Six years ago, Steve and Kim Dunning adopted a 14-year-old girl from Moldova. Holly Dunning had not returned to her homeland since moving with her family to the United States. That is, until November 2010, when the now 20-year-old traveled back to Moldova for the first time since her departure. The trip in her own words:

“Let me begin by introducing myself. My name is Holly Dunning, formerly known as Elizaveta Eftodii. I just turned 20-years-old on Nov. 19, 2010. I recently spent two weeks visiting my relatives in Moldova, and hoping to help lend a hand with my parents and make a difference in other peoples lives the way my parents have done for me.

I could not express in words the emotions flowing through me the day I stepped off the plane for my first time back in my home country [of] Moldova. I felt a deep connection with my homeland, and a gratitude to my parents for all of the opportunities offered to me in the past six years spent in the United States.

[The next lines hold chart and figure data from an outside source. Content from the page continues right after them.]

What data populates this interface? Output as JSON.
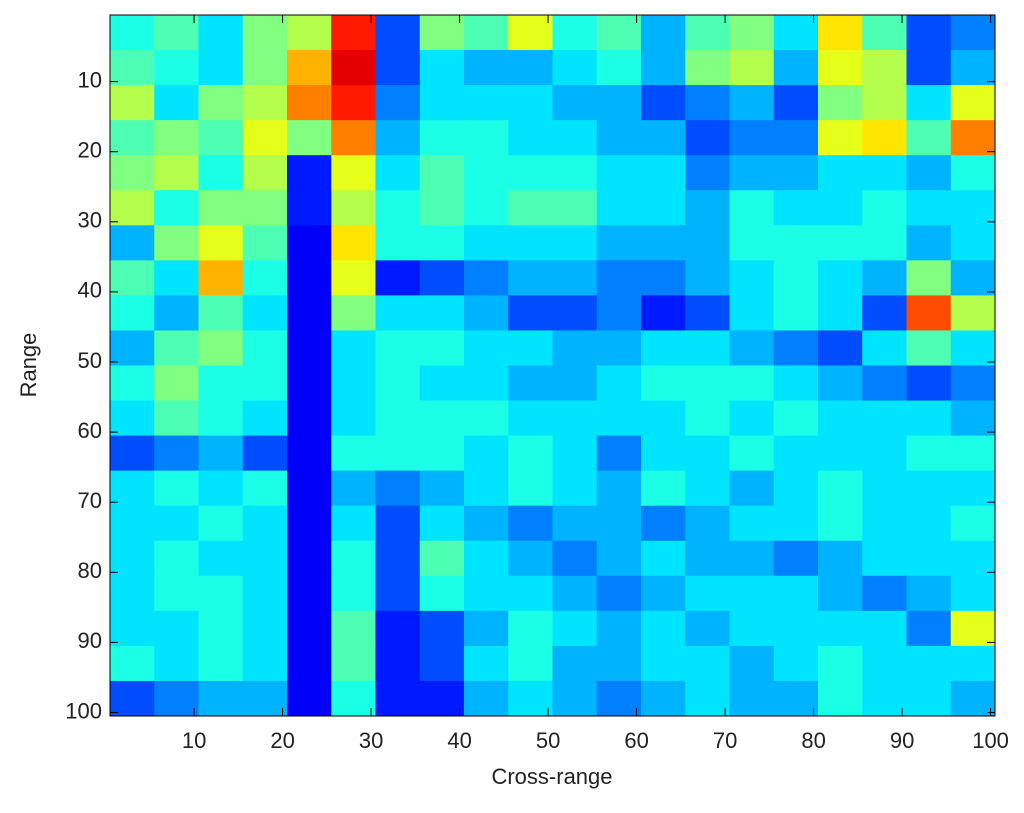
{
  "chart_data": {
    "type": "heatmap",
    "x_label": "Cross-range",
    "y_label": "Range",
    "colormap": "jet",
    "clim": [
      0,
      1
    ],
    "y_reversed": true,
    "xlim": [
      0.5,
      100.5
    ],
    "ylim": [
      0.5,
      100.5
    ],
    "xticks": [
      10,
      20,
      30,
      40,
      50,
      60,
      70,
      80,
      90,
      100
    ],
    "yticks": [
      10,
      20,
      30,
      40,
      50,
      60,
      70,
      80,
      90,
      100
    ],
    "x": [
      3,
      8,
      13,
      18,
      23,
      28,
      33,
      38,
      43,
      48,
      53,
      58,
      63,
      68,
      73,
      78,
      83,
      88,
      93,
      98
    ],
    "y": [
      3,
      8,
      13,
      18,
      23,
      28,
      33,
      38,
      43,
      48,
      53,
      58,
      63,
      68,
      73,
      78,
      83,
      88,
      93,
      98
    ],
    "values": [
      [
        0.4,
        0.45,
        0.35,
        0.5,
        0.55,
        0.85,
        0.2,
        0.5,
        0.45,
        0.6,
        0.4,
        0.45,
        0.3,
        0.45,
        0.5,
        0.35,
        0.65,
        0.45,
        0.2,
        0.25
      ],
      [
        0.45,
        0.4,
        0.35,
        0.5,
        0.7,
        0.9,
        0.2,
        0.35,
        0.3,
        0.3,
        0.35,
        0.4,
        0.3,
        0.5,
        0.55,
        0.3,
        0.6,
        0.55,
        0.2,
        0.3
      ],
      [
        0.55,
        0.35,
        0.5,
        0.55,
        0.75,
        0.85,
        0.25,
        0.35,
        0.35,
        0.35,
        0.3,
        0.3,
        0.2,
        0.25,
        0.3,
        0.2,
        0.5,
        0.55,
        0.35,
        0.6
      ],
      [
        0.45,
        0.5,
        0.45,
        0.6,
        0.5,
        0.75,
        0.3,
        0.4,
        0.4,
        0.35,
        0.35,
        0.3,
        0.3,
        0.2,
        0.25,
        0.25,
        0.6,
        0.65,
        0.45,
        0.75
      ],
      [
        0.5,
        0.55,
        0.4,
        0.55,
        0.15,
        0.6,
        0.35,
        0.45,
        0.4,
        0.4,
        0.4,
        0.35,
        0.35,
        0.25,
        0.3,
        0.3,
        0.35,
        0.35,
        0.3,
        0.4
      ],
      [
        0.55,
        0.4,
        0.5,
        0.5,
        0.15,
        0.55,
        0.4,
        0.45,
        0.4,
        0.45,
        0.45,
        0.35,
        0.35,
        0.3,
        0.4,
        0.35,
        0.35,
        0.4,
        0.35,
        0.35
      ],
      [
        0.3,
        0.5,
        0.6,
        0.45,
        0.12,
        0.65,
        0.4,
        0.4,
        0.35,
        0.35,
        0.35,
        0.3,
        0.3,
        0.3,
        0.4,
        0.4,
        0.4,
        0.4,
        0.3,
        0.35
      ],
      [
        0.45,
        0.35,
        0.7,
        0.4,
        0.12,
        0.6,
        0.15,
        0.2,
        0.25,
        0.3,
        0.3,
        0.25,
        0.25,
        0.3,
        0.35,
        0.4,
        0.35,
        0.3,
        0.5,
        0.3
      ],
      [
        0.4,
        0.3,
        0.45,
        0.35,
        0.12,
        0.5,
        0.35,
        0.35,
        0.3,
        0.2,
        0.2,
        0.25,
        0.15,
        0.2,
        0.35,
        0.4,
        0.35,
        0.2,
        0.8,
        0.55
      ],
      [
        0.3,
        0.45,
        0.5,
        0.4,
        0.12,
        0.35,
        0.4,
        0.4,
        0.35,
        0.35,
        0.3,
        0.3,
        0.35,
        0.35,
        0.3,
        0.25,
        0.2,
        0.35,
        0.45,
        0.35
      ],
      [
        0.4,
        0.5,
        0.4,
        0.4,
        0.12,
        0.35,
        0.4,
        0.35,
        0.35,
        0.3,
        0.3,
        0.35,
        0.4,
        0.4,
        0.4,
        0.35,
        0.3,
        0.25,
        0.2,
        0.25
      ],
      [
        0.35,
        0.45,
        0.4,
        0.35,
        0.12,
        0.35,
        0.4,
        0.4,
        0.4,
        0.35,
        0.35,
        0.35,
        0.35,
        0.4,
        0.35,
        0.4,
        0.35,
        0.35,
        0.35,
        0.3
      ],
      [
        0.2,
        0.25,
        0.3,
        0.2,
        0.12,
        0.4,
        0.4,
        0.4,
        0.35,
        0.4,
        0.35,
        0.25,
        0.35,
        0.35,
        0.4,
        0.35,
        0.35,
        0.35,
        0.4,
        0.4
      ],
      [
        0.35,
        0.4,
        0.35,
        0.4,
        0.12,
        0.3,
        0.25,
        0.3,
        0.35,
        0.4,
        0.35,
        0.3,
        0.4,
        0.35,
        0.3,
        0.35,
        0.4,
        0.35,
        0.35,
        0.35
      ],
      [
        0.35,
        0.35,
        0.4,
        0.35,
        0.12,
        0.35,
        0.2,
        0.35,
        0.3,
        0.25,
        0.3,
        0.3,
        0.25,
        0.3,
        0.35,
        0.35,
        0.4,
        0.35,
        0.35,
        0.4
      ],
      [
        0.35,
        0.4,
        0.35,
        0.35,
        0.12,
        0.4,
        0.2,
        0.45,
        0.35,
        0.3,
        0.25,
        0.3,
        0.35,
        0.3,
        0.3,
        0.25,
        0.3,
        0.35,
        0.35,
        0.35
      ],
      [
        0.35,
        0.4,
        0.4,
        0.35,
        0.12,
        0.4,
        0.2,
        0.4,
        0.35,
        0.35,
        0.3,
        0.25,
        0.3,
        0.35,
        0.35,
        0.35,
        0.3,
        0.25,
        0.3,
        0.35
      ],
      [
        0.35,
        0.35,
        0.4,
        0.35,
        0.12,
        0.45,
        0.15,
        0.2,
        0.3,
        0.4,
        0.35,
        0.3,
        0.35,
        0.3,
        0.35,
        0.35,
        0.35,
        0.35,
        0.25,
        0.6
      ],
      [
        0.4,
        0.35,
        0.4,
        0.35,
        0.12,
        0.45,
        0.15,
        0.2,
        0.35,
        0.4,
        0.3,
        0.3,
        0.35,
        0.35,
        0.3,
        0.35,
        0.4,
        0.35,
        0.35,
        0.35
      ],
      [
        0.2,
        0.25,
        0.3,
        0.3,
        0.12,
        0.4,
        0.15,
        0.15,
        0.3,
        0.35,
        0.3,
        0.25,
        0.3,
        0.35,
        0.3,
        0.3,
        0.4,
        0.35,
        0.35,
        0.3
      ]
    ]
  }
}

Speaking the language at first was a challenge. I found myself struggling to form sentences and to translate words, but I knew it would only be a short time for my native language to become more familiar to me. We immediately started visiting families and kindergartens through a social worker named Lidia Jubea. She is extremely passionate about her work and does everything in her power to help out in every little way she can. I felt joy in my heart knowing that I was now able to give back, and to lend a helping hand to children that embodied me six years ago.

At first, we visited a kindergarten and it reminded me a whole lot of the [one] I had attended. I helped hand out candy to all the children, knowing how happy each piece would make them. We went and visited several families in need and we were welcomed with the warmest of hospitality. I knew in my heart that the little refreshment every family offered us was more than they could afford and that made it even more special.

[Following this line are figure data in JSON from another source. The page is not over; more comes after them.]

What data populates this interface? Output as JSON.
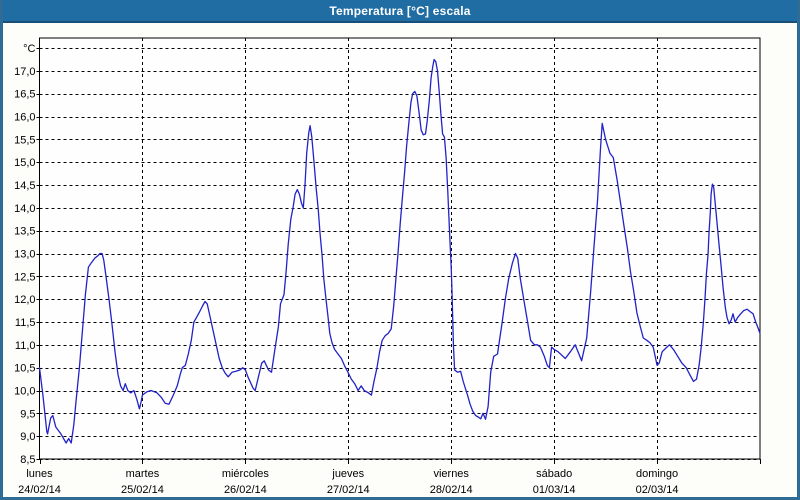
{
  "window": {
    "title": "Temperatura [°C] escala"
  },
  "chart_data": {
    "type": "line",
    "title": "Temperatura [°C] escala",
    "series_name": "Temperatura",
    "line_color": "#2222C8",
    "grid_color": "#000000",
    "plot_bg": "#FEFEFE",
    "ylim": [
      8.5,
      17.72
    ],
    "y_tick_step": 0.5,
    "y_axis_unit": "°C",
    "y_tick_values": [
      17.0,
      16.5,
      16.0,
      15.5,
      15.0,
      14.5,
      14.0,
      13.5,
      13.0,
      12.5,
      12.0,
      11.5,
      11.0,
      10.5,
      10.0,
      9.5,
      9.0,
      8.5
    ],
    "y_tick_labels": [
      "17,0",
      "16,5",
      "16,0",
      "15,5",
      "15,0",
      "14,5",
      "14,0",
      "13,5",
      "13,0",
      "12,5",
      "12,0",
      "11,5",
      "11,0",
      "10,5",
      "10,0",
      "9,5",
      "9,0",
      "8,5"
    ],
    "x_total_hours": 168,
    "hours_per_day": 24,
    "x_days": [
      {
        "name": "lunes",
        "date": "24/02/14"
      },
      {
        "name": "martes",
        "date": "25/02/14"
      },
      {
        "name": "miércoles",
        "date": "26/02/14"
      },
      {
        "name": "jueves",
        "date": "27/02/14"
      },
      {
        "name": "viernes",
        "date": "28/02/14"
      },
      {
        "name": "sábado",
        "date": "01/03/14"
      },
      {
        "name": "domingo",
        "date": "02/03/14"
      }
    ],
    "points": [
      [
        0,
        10.5
      ],
      [
        0.8,
        9.9
      ],
      [
        1.7,
        9.1
      ],
      [
        1.9,
        9.05
      ],
      [
        2.6,
        9.4
      ],
      [
        3.1,
        9.45
      ],
      [
        3.8,
        9.2
      ],
      [
        5.0,
        9.05
      ],
      [
        6.2,
        8.85
      ],
      [
        6.8,
        8.95
      ],
      [
        7.4,
        8.85
      ],
      [
        8.0,
        9.25
      ],
      [
        8.6,
        9.85
      ],
      [
        9.3,
        10.5
      ],
      [
        10.0,
        11.3
      ],
      [
        10.7,
        12.1
      ],
      [
        11.4,
        12.7
      ],
      [
        12.1,
        12.8
      ],
      [
        12.9,
        12.9
      ],
      [
        13.6,
        12.95
      ],
      [
        14.1,
        13.0
      ],
      [
        14.6,
        13.0
      ],
      [
        15.0,
        12.85
      ],
      [
        15.5,
        12.5
      ],
      [
        16.2,
        12.0
      ],
      [
        16.9,
        11.45
      ],
      [
        17.6,
        10.85
      ],
      [
        18.3,
        10.35
      ],
      [
        18.9,
        10.1
      ],
      [
        19.5,
        10.0
      ],
      [
        20.0,
        10.15
      ],
      [
        20.6,
        10.0
      ],
      [
        21.3,
        9.95
      ],
      [
        22.0,
        10.0
      ],
      [
        22.7,
        9.8
      ],
      [
        23.3,
        9.6
      ],
      [
        23.7,
        9.75
      ],
      [
        24.0,
        9.9
      ],
      [
        25.0,
        9.97
      ],
      [
        26.0,
        10.0
      ],
      [
        27.4,
        9.95
      ],
      [
        28.4,
        9.85
      ],
      [
        29.3,
        9.72
      ],
      [
        30.2,
        9.7
      ],
      [
        31.2,
        9.9
      ],
      [
        32.1,
        10.1
      ],
      [
        32.8,
        10.35
      ],
      [
        33.3,
        10.5
      ],
      [
        34.0,
        10.55
      ],
      [
        34.7,
        10.8
      ],
      [
        35.4,
        11.1
      ],
      [
        36.0,
        11.5
      ],
      [
        36.6,
        11.6
      ],
      [
        37.3,
        11.72
      ],
      [
        38.0,
        11.85
      ],
      [
        38.6,
        11.95
      ],
      [
        39.1,
        11.9
      ],
      [
        39.8,
        11.6
      ],
      [
        40.5,
        11.3
      ],
      [
        41.2,
        11.0
      ],
      [
        41.9,
        10.7
      ],
      [
        42.6,
        10.5
      ],
      [
        43.3,
        10.38
      ],
      [
        44.0,
        10.3
      ],
      [
        44.9,
        10.4
      ],
      [
        45.8,
        10.42
      ],
      [
        46.7,
        10.45
      ],
      [
        47.4,
        10.5
      ],
      [
        48.0,
        10.45
      ],
      [
        48.6,
        10.3
      ],
      [
        49.8,
        10.05
      ],
      [
        50.3,
        10.0
      ],
      [
        51.8,
        10.6
      ],
      [
        52.4,
        10.65
      ],
      [
        53.4,
        10.45
      ],
      [
        54.1,
        10.4
      ],
      [
        54.9,
        10.9
      ],
      [
        55.7,
        11.4
      ],
      [
        56.2,
        11.9
      ],
      [
        57.0,
        12.1
      ],
      [
        57.5,
        12.6
      ],
      [
        58.0,
        13.2
      ],
      [
        58.6,
        13.75
      ],
      [
        59.1,
        14.0
      ],
      [
        59.6,
        14.3
      ],
      [
        60.1,
        14.4
      ],
      [
        60.6,
        14.3
      ],
      [
        61.1,
        14.1
      ],
      [
        61.5,
        14.0
      ],
      [
        61.9,
        14.5
      ],
      [
        62.3,
        15.2
      ],
      [
        62.8,
        15.65
      ],
      [
        63.1,
        15.8
      ],
      [
        63.5,
        15.55
      ],
      [
        64.0,
        15.0
      ],
      [
        64.5,
        14.45
      ],
      [
        65.0,
        13.95
      ],
      [
        65.4,
        13.45
      ],
      [
        65.9,
        12.95
      ],
      [
        66.3,
        12.45
      ],
      [
        66.8,
        12.0
      ],
      [
        67.3,
        11.6
      ],
      [
        67.7,
        11.25
      ],
      [
        68.2,
        11.05
      ],
      [
        68.8,
        10.9
      ],
      [
        69.6,
        10.8
      ],
      [
        70.4,
        10.7
      ],
      [
        71.1,
        10.55
      ],
      [
        71.9,
        10.4
      ],
      [
        72.7,
        10.25
      ],
      [
        73.5,
        10.15
      ],
      [
        74.3,
        10.0
      ],
      [
        75.0,
        10.1
      ],
      [
        75.7,
        10.0
      ],
      [
        76.7,
        9.95
      ],
      [
        77.4,
        9.9
      ],
      [
        78.0,
        10.2
      ],
      [
        78.7,
        10.5
      ],
      [
        79.3,
        10.85
      ],
      [
        79.9,
        11.1
      ],
      [
        80.6,
        11.2
      ],
      [
        81.3,
        11.25
      ],
      [
        82.0,
        11.35
      ],
      [
        82.6,
        11.85
      ],
      [
        83.1,
        12.45
      ],
      [
        83.6,
        13.0
      ],
      [
        84.1,
        13.65
      ],
      [
        84.6,
        14.2
      ],
      [
        85.1,
        14.75
      ],
      [
        85.6,
        15.35
      ],
      [
        86.1,
        15.85
      ],
      [
        86.6,
        16.3
      ],
      [
        87.0,
        16.5
      ],
      [
        87.5,
        16.55
      ],
      [
        88.0,
        16.45
      ],
      [
        88.5,
        16.1
      ],
      [
        89.0,
        15.7
      ],
      [
        89.5,
        15.6
      ],
      [
        90.0,
        15.62
      ],
      [
        90.4,
        15.9
      ],
      [
        90.9,
        16.35
      ],
      [
        91.3,
        16.85
      ],
      [
        91.7,
        17.1
      ],
      [
        92.0,
        17.25
      ],
      [
        92.4,
        17.2
      ],
      [
        92.8,
        17.0
      ],
      [
        93.2,
        16.55
      ],
      [
        93.6,
        16.05
      ],
      [
        94.0,
        15.62
      ],
      [
        94.4,
        15.55
      ],
      [
        94.8,
        15.1
      ],
      [
        95.2,
        14.35
      ],
      [
        95.6,
        13.5
      ],
      [
        96.0,
        12.7
      ],
      [
        96.2,
        12.1
      ],
      [
        96.5,
        11.0
      ],
      [
        96.8,
        10.45
      ],
      [
        97.5,
        10.4
      ],
      [
        98.2,
        10.42
      ],
      [
        98.8,
        10.2
      ],
      [
        99.8,
        9.9
      ],
      [
        100.4,
        9.7
      ],
      [
        101.0,
        9.55
      ],
      [
        101.7,
        9.45
      ],
      [
        102.3,
        9.42
      ],
      [
        102.9,
        9.38
      ],
      [
        103.4,
        9.5
      ],
      [
        104.0,
        9.37
      ],
      [
        104.6,
        9.65
      ],
      [
        105.2,
        10.4
      ],
      [
        105.9,
        10.75
      ],
      [
        106.8,
        10.8
      ],
      [
        107.9,
        11.5
      ],
      [
        108.6,
        12.0
      ],
      [
        109.4,
        12.45
      ],
      [
        110.3,
        12.8
      ],
      [
        111.0,
        13.0
      ],
      [
        111.5,
        12.9
      ],
      [
        112.1,
        12.45
      ],
      [
        113.0,
        11.95
      ],
      [
        113.8,
        11.5
      ],
      [
        114.5,
        11.1
      ],
      [
        115.4,
        11.0
      ],
      [
        116.1,
        11.0
      ],
      [
        116.8,
        10.95
      ],
      [
        117.7,
        10.75
      ],
      [
        118.4,
        10.55
      ],
      [
        118.9,
        10.5
      ],
      [
        119.4,
        10.95
      ],
      [
        120.0,
        10.9
      ],
      [
        120.9,
        10.85
      ],
      [
        122.6,
        10.7
      ],
      [
        123.8,
        10.85
      ],
      [
        124.9,
        11.0
      ],
      [
        126.4,
        10.65
      ],
      [
        127.6,
        11.15
      ],
      [
        128.5,
        12.15
      ],
      [
        129.3,
        13.15
      ],
      [
        130.1,
        14.15
      ],
      [
        130.8,
        15.3
      ],
      [
        131.2,
        15.85
      ],
      [
        132.0,
        15.5
      ],
      [
        133.0,
        15.2
      ],
      [
        133.8,
        15.1
      ],
      [
        134.7,
        14.6
      ],
      [
        135.5,
        14.1
      ],
      [
        136.3,
        13.6
      ],
      [
        137.1,
        13.1
      ],
      [
        137.8,
        12.6
      ],
      [
        138.6,
        12.15
      ],
      [
        139.3,
        11.7
      ],
      [
        140.1,
        11.4
      ],
      [
        140.8,
        11.15
      ],
      [
        141.6,
        11.1
      ],
      [
        142.3,
        11.05
      ],
      [
        143.1,
        10.95
      ],
      [
        144.0,
        10.55
      ],
      [
        144.5,
        10.6
      ],
      [
        145.2,
        10.85
      ],
      [
        146.3,
        10.95
      ],
      [
        146.9,
        11.0
      ],
      [
        147.8,
        10.9
      ],
      [
        148.8,
        10.75
      ],
      [
        149.8,
        10.6
      ],
      [
        150.8,
        10.5
      ],
      [
        151.6,
        10.35
      ],
      [
        152.5,
        10.2
      ],
      [
        153.2,
        10.25
      ],
      [
        153.8,
        10.55
      ],
      [
        154.3,
        10.95
      ],
      [
        154.8,
        11.5
      ],
      [
        155.2,
        12.05
      ],
      [
        155.5,
        12.55
      ],
      [
        155.9,
        13.0
      ],
      [
        156.1,
        13.45
      ],
      [
        156.4,
        13.9
      ],
      [
        156.6,
        14.3
      ],
      [
        156.9,
        14.52
      ],
      [
        157.2,
        14.45
      ],
      [
        157.5,
        14.15
      ],
      [
        157.9,
        13.75
      ],
      [
        158.4,
        13.25
      ],
      [
        158.9,
        12.75
      ],
      [
        159.4,
        12.25
      ],
      [
        159.9,
        11.82
      ],
      [
        160.3,
        11.6
      ],
      [
        160.8,
        11.46
      ],
      [
        161.3,
        11.55
      ],
      [
        161.7,
        11.68
      ],
      [
        162.2,
        11.5
      ],
      [
        162.8,
        11.6
      ],
      [
        163.5,
        11.68
      ],
      [
        164.2,
        11.75
      ],
      [
        165.0,
        11.78
      ],
      [
        165.8,
        11.72
      ],
      [
        166.4,
        11.68
      ],
      [
        167.0,
        11.5
      ],
      [
        167.5,
        11.38
      ],
      [
        168.0,
        11.25
      ]
    ],
    "legend": "none",
    "grid": "dashed"
  }
}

While in Moldova, I had the opportunity to meet with some of the adoption officials. It was my hope to show them a positive outcome in foreign adoptions. I wanted them to see that even though an American family adopted me, it did not diminish my love and connection to my home country, but encouraged me to come back and help others in need.

Overall, returning to Moldova gave me a new perspective, not only on life in the states, but it also helped me set new goals in order to help and give back to the country of my birth. It was an amazing blessing knowing in my heart that I could ease others burdens by helping the best I could. I pray that this trip was just the beginning of many more to come.”